Late on Friday afternoon — during the prime newsdump hour, a time likely chosen to prevent as many angry screeds from being written as are deserved — the NCAA ruled KU’s Silvio De Sousa ineligible for not just the last dozen-plus games of this basketball season but the entirety of the 2019-20 season. It barely needs mentioning this ban is completely insane. A guardian of De Sousa received the money, some $20,000. He was not directly paid and maintains he had no idea any money was exchanged, and the NCAA has gathered no evidence of its own to suggest otherwise. He has also already sat out more than the first half of this season. Other players, from Cam Newton to Zion Williamson, have been accused of having parents or guardians ask for or receive money and face little consequences.
Kansas coach Bill Self said in an animated statement: “In my 30-plus years of coaching college basketball, I have never witnessed such a mean-spirited and vindictive punishment against a young man who did nothing wrong,”
Here’s what I would say to Bill Self or any coach in the same situation:
Just play De Sousa.
Test the NCAA. Prove the NCAA is as worthless as everyone knows it is.
The pipe dream for many an NCAA critic has long been a player-led revolt. It would go like this: On a Monday night in April at the Final Four or Monday night in January at the College Football Playoff, a group of players would skip the biggest game of the year to protest their inability to make any more than the $50,000 scholarship and living expenses they’re allowed to be paid . According to Taylor Branch, a walkout from the Final Four was a very real possibility two decades ago for a group of players he declined to name. What about a membership-led revolt?
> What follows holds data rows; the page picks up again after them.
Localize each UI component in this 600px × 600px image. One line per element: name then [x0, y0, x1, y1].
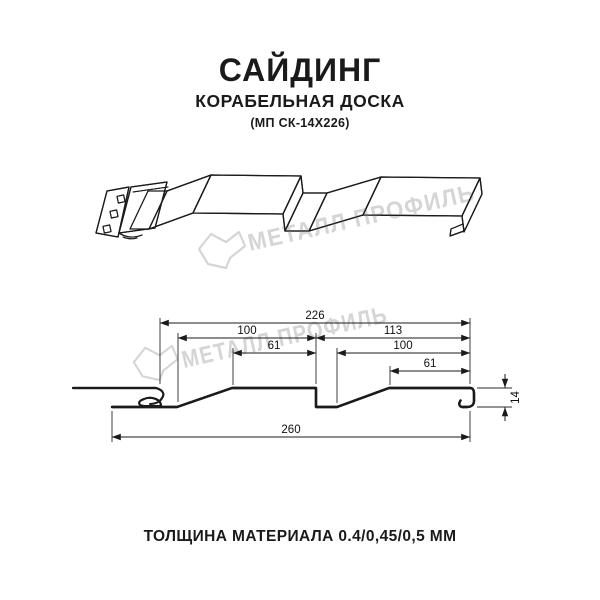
watermark-lower: МЕТАЛЛ ПРОФИЛЬ: [134, 301, 390, 380]
brand-logo-icon: [199, 232, 245, 268]
dim-label-61-left: 61: [268, 340, 281, 352]
technical-drawing: МЕТАЛЛ ПРОФИЛЬ МЕТАЛЛ ПРОФИЛЬ: [0, 0, 600, 600]
dim-label-260: 260: [281, 424, 300, 436]
brand-logo-icon: [134, 346, 178, 380]
dim-label-226: 226: [305, 310, 324, 322]
dim-label-100-right: 100: [393, 340, 412, 352]
dim-label-100-left: 100: [237, 325, 256, 337]
dim-label-113: 113: [384, 325, 402, 337]
dim-label-14: 14: [510, 391, 522, 404]
cross-section-fill: [73, 388, 474, 407]
thickness-note: ТОЛЩИНА МАТЕРИАЛА 0.4/0,45/0,5 ММ: [0, 528, 600, 546]
diagram-page: САЙДИНГ КОРАБЕЛЬНАЯ ДОСКА (МП СК-14Х226): [0, 0, 600, 600]
dim-label-61-right: 61: [424, 358, 437, 370]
The NCAA exists only because a few-hundred academic institutions say it does. It is membership-made and membership-run. It could cease to exist tomorrow if enough universities went against it.
The problem, of course, is the schools like the model. They can avoid paying the thousands of dollars and perhaps millions of dollars players like De Sousa deserve by dealing behind the scenes with agents and runners, who funnel money under the table. But this covenant makes sense only as long as they don’t get caught, as long as the powerful schools avoid the NCAA’s sanctimony. Every so often the stars align (i.e. a federal investigation over young men and/or their parents and guardians being paid for labor) and Mark Emmert has to drop the hammer or risk losing the $2.4M annual salary he makes working for a nonprofit.
And when the hammer drops on them the schools and the coaches must realize this system cannot possibly continue to exist. Deep down, I’d like to think Bill Self would prefer a free-market world where a player as talented as De Sousa can get paid $20,000 or even $200,000 by a shoe company, agent, booster or even the school. No one is hurt. De Sousa would be able to get the money in the open and not sent to a guardian. The product is better for the Kansas basketball team, better for the Kansas basketball fans — and would come at little expense to the university. Only the best players, the deserving players, would get paid. Self would still get his millions; the schools would simply enlist Adidas and the boosters to pay their recruits in a more official way.
The history of the NCAA is full of these suspensions,usually for players receiving lesser benefits. Some have suspended several games for plane tickets. Others have been suspended for receiving clothes. De Sousa’s case is different in that his guardian was caught accepting $20,000. Given the amount, the NCAA had to respond with a nearly unprecedented length of punishment.
Now, then, is the perfect time for an equally unprecedented response. Play Silvio De Sousa and let the world fully see the NCAA charade for what it is.
You say DeSousa’s guardian accepted money but there is no proof of that other than one man, who was found guilty of fraud, saying it happened. The guardian says it didn’t happen, and since the guardian also ran DeSousa’s AAU team, when if it did, he is allowed to take sponsorship money from shoe companies. Which, by the way, the NCAA started allowing the shoe companies to do almost 3 decades ago. The hypocrisy of the NCAA is unbelievable, and continues to get worse every year.